Although I often sport a slick-back bun and little gold hoops, both hallmarks of the so-called aesthetic, there is a lot more behind the embodiment of a ‘clean girl.’ While ‘clean’ acts as the central concept to this trend, make no mistake; there’s grime beneath the glossy surface of this aesthetic.
Faze Wipes, Alysha Laurene, 2015
The clean-girl aesthetic, with its minimalist vibe and hyper-curated look, is less about beauty and more about selling an image which plays perfectly into our influencer-obsessed culture. Where, behind the scenes, there’s an invisible labour of constant grooming, overconsumption, and meticulous refinement. In a world where many of us live and die by the "visual economy" (as Emma Dabiri points out in Disobedient Bodies), the way you look is social currency. A currency that is only available to those who fit the ideal. It demands a level of privilege, time, money, and knowledge of beauty standards all reinforcing typically White Eurocentric standards of beauty.
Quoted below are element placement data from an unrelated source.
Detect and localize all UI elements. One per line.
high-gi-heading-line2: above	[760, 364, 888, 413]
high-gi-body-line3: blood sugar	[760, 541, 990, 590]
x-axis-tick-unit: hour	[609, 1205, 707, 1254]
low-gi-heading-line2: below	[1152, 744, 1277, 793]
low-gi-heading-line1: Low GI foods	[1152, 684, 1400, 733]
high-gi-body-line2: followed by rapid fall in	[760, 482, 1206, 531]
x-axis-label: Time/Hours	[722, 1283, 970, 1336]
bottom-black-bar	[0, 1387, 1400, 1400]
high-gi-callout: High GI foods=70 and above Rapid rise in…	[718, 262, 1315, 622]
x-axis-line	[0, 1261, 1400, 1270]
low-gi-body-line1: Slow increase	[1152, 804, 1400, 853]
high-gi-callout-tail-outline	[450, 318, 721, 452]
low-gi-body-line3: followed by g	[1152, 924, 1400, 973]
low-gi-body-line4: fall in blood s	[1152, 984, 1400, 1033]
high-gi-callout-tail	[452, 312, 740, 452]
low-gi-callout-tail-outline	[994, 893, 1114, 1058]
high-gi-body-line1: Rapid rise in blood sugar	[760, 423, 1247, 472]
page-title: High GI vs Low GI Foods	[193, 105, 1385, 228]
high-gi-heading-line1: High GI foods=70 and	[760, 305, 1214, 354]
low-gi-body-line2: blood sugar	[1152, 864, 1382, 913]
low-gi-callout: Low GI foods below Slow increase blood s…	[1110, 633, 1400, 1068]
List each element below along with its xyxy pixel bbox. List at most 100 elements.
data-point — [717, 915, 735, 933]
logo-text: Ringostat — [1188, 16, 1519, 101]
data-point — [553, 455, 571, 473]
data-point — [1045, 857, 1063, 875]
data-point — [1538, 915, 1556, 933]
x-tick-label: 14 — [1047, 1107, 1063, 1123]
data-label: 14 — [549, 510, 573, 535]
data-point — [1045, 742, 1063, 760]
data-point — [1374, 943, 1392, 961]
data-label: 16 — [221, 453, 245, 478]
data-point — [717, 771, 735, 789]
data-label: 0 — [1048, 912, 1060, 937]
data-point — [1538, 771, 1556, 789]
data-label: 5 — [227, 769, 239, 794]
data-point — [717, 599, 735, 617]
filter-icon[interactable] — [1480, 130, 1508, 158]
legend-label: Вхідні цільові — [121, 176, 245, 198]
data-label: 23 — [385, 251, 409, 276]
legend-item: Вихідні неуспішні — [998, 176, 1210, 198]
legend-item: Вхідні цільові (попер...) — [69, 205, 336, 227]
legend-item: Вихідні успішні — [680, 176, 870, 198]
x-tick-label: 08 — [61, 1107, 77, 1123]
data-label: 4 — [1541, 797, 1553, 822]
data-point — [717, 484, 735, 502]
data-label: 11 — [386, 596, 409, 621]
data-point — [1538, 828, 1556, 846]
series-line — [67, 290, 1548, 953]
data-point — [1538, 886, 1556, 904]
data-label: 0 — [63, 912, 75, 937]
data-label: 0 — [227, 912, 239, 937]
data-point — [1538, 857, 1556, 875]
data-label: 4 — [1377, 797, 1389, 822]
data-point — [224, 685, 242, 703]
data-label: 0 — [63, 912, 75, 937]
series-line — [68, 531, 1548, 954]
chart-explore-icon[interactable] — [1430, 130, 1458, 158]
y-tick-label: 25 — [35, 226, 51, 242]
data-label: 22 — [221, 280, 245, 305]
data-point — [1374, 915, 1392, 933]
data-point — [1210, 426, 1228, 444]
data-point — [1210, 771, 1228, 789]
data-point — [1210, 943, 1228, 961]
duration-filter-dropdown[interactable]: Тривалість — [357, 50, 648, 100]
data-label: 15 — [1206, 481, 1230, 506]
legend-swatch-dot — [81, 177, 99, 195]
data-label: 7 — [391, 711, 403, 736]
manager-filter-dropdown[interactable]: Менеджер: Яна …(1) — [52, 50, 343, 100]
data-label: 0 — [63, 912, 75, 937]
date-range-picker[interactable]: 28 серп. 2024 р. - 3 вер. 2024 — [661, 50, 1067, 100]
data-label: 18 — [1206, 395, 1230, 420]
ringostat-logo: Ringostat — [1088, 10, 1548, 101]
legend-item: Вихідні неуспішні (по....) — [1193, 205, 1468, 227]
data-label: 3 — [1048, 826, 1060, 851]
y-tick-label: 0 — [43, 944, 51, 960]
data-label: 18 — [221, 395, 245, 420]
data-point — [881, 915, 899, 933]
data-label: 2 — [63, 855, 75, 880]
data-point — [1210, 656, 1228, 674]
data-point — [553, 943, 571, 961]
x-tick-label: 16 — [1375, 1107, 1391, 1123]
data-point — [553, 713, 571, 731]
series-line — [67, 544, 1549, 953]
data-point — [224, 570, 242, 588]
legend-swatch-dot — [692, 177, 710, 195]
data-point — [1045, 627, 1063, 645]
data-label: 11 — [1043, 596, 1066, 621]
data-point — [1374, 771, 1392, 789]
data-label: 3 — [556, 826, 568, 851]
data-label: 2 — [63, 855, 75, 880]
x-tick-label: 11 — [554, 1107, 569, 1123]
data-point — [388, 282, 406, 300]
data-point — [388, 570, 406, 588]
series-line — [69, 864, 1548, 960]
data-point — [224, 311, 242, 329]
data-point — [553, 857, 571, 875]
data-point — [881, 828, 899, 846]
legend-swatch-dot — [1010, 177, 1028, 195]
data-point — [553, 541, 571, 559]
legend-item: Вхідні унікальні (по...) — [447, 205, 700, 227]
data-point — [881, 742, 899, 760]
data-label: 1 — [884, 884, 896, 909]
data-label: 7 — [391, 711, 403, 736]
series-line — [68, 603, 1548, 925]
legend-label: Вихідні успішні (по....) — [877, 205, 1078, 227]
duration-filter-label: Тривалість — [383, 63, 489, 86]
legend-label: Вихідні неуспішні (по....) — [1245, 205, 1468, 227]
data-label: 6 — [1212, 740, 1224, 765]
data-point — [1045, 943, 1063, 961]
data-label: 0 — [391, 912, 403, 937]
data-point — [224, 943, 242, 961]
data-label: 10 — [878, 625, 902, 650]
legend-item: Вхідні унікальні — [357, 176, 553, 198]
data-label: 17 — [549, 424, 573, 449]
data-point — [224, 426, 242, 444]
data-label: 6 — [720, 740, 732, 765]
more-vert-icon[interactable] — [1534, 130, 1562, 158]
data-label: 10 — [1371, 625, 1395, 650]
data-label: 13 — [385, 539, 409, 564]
So, while it may seem like the clean girl aesthetic is just another passing trend, it’s actually part of a larger, more complex performance. Its image (alongside similar trends and aesthetics) disguises the political underbelly of identity, power, and capital. Maintaining this facade isn’t about achieving ease or simplicity but more notoriously about keeping up with the unspoken rules of status and desirability in today’s cultural zeitgeist.
The rise of the clean-girl aesthetic coincided with the pandemic and the resurgence of the alt-right. While we were baking banana bread and fighting over toilet paper, a darker undercurrent was creeping into the mainstream - one that values control, purity, and a fetishized return to "tradition." From the trad-wife movement seen in personalities like Nara Smith, to the thinly veiled transphobia and fatphobia embedded in today’s beauty ideals. These aesthetics don’t just happen in a vacuum. Platforms like TikTok and Instagram amplify these images, perpetuating a narrow vision of beauty that the algorithm rewards over and over again.
The clean girl? Ambiguous. But we all know what she looks like!
Beauty is and will always be political. The lines between self-expression and self-exploitation are murkier than ever before. The “clean” girl is definitely dirtier than she looks!